The rugged white-haired 61-year-old found himself in a massive media spotlight with man and croc given celebrity status and their showdown dominating local news media.

The croc is believed to be an escaped pet or a reptile that made a break for freedom from a crocodile farm in mainland China.

Thousands gathered each night and day to line the slimy banks of the Yuen Long creek in the rural New Territories near the border with the mainland to watch the hunt.

It was the media glare, an excitable crowd that followed Lever's every move and the region's bright lights that forced the croc into hiding, the Australian said.

"My family have been teasing me saying my reputation is in tatters because I could not capture this little fella," Lever said.

But it is not all bad news for Lever and Hong Kong.

While Lever enjoyed all the creature comforts of a luxurious -- and expensive -- hotel, the croc caper has given Hong Kongers a much-needed respite from the economic misfortunes, SARS virus fallout and political frustrations that have afflicted the Chinese territory.
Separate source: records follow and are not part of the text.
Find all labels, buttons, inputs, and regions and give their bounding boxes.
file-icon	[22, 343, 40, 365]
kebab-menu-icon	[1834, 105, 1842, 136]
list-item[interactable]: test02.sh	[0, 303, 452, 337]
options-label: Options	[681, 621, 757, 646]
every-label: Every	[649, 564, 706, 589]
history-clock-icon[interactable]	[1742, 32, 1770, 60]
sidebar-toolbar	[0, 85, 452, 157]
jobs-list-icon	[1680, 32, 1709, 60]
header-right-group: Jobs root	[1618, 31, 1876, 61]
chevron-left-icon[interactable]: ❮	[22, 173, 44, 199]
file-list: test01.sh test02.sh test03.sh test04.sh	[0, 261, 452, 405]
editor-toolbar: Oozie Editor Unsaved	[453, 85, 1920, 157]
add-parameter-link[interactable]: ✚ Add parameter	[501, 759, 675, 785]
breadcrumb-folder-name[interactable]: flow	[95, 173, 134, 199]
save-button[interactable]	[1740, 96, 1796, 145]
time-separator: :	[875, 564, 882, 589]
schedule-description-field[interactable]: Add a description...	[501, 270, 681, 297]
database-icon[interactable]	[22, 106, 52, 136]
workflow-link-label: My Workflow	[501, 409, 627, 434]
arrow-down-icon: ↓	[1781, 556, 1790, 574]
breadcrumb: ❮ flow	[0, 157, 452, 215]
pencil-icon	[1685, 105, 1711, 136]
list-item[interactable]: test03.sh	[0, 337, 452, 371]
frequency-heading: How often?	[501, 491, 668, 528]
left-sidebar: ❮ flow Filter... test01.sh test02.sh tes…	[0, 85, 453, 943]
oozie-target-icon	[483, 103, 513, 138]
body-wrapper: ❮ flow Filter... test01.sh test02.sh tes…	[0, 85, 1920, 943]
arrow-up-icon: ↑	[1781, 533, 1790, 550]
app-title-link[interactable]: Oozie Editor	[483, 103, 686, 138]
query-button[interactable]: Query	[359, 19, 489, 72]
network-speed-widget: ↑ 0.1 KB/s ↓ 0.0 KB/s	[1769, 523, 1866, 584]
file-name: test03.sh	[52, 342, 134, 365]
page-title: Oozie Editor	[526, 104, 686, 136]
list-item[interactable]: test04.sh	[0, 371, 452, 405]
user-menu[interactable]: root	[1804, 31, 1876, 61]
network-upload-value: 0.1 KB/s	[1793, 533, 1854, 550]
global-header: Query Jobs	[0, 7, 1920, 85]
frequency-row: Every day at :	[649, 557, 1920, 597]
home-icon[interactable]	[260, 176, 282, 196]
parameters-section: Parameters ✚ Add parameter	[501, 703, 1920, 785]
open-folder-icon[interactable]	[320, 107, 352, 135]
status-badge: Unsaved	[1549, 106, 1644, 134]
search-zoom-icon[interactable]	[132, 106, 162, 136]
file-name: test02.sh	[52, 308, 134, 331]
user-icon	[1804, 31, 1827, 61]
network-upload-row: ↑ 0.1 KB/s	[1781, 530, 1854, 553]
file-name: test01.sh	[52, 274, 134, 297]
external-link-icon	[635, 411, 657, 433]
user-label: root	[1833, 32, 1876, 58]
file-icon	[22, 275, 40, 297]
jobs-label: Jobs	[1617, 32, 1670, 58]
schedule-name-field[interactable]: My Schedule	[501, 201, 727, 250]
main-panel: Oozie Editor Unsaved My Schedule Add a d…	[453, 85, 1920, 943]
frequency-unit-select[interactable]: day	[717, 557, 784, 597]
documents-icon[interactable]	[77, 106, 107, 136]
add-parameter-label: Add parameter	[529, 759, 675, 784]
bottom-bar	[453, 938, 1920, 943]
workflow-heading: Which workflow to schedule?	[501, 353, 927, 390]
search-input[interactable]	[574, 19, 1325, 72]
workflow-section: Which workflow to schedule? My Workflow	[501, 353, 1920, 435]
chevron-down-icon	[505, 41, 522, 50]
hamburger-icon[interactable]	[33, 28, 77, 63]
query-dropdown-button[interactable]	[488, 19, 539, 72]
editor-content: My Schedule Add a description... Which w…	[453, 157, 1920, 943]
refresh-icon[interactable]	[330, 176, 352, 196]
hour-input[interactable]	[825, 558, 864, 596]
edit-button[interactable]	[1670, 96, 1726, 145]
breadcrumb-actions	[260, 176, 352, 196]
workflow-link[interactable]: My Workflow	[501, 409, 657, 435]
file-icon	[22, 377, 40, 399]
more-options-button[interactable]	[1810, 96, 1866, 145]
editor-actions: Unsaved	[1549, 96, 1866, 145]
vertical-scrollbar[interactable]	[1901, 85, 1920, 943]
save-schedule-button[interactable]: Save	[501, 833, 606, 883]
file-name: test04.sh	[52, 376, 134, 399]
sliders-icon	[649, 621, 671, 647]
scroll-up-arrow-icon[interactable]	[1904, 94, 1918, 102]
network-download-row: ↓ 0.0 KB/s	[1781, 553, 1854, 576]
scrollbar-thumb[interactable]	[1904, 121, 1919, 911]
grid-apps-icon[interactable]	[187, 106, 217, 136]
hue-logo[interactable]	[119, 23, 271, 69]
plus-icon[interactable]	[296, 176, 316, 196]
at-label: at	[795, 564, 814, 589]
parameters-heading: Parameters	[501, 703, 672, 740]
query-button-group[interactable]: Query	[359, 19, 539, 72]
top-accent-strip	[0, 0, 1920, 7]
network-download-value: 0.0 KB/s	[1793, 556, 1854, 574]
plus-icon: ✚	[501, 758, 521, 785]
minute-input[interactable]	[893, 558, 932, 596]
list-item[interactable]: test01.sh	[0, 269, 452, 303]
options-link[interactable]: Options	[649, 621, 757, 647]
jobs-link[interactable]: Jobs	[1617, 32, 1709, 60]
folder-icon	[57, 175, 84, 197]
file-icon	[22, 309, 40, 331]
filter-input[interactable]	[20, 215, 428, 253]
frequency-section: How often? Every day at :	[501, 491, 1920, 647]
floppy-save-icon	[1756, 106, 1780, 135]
It has also unexpectedly put Hong Kong back on the international map, with some residents believing the weeks-long episode contributed more to the territory's attractiveness to visitors than the recent controversial Harbour Fest music festival.

"The global appeal of the croc and its story represents a true story and a wonderful opportunity. My advice is to urge the people of Hong Kong to seize a wonderful tourism opportunity that has a truly worldwide appeal," Lever told reporters.

"You should not let this one get away."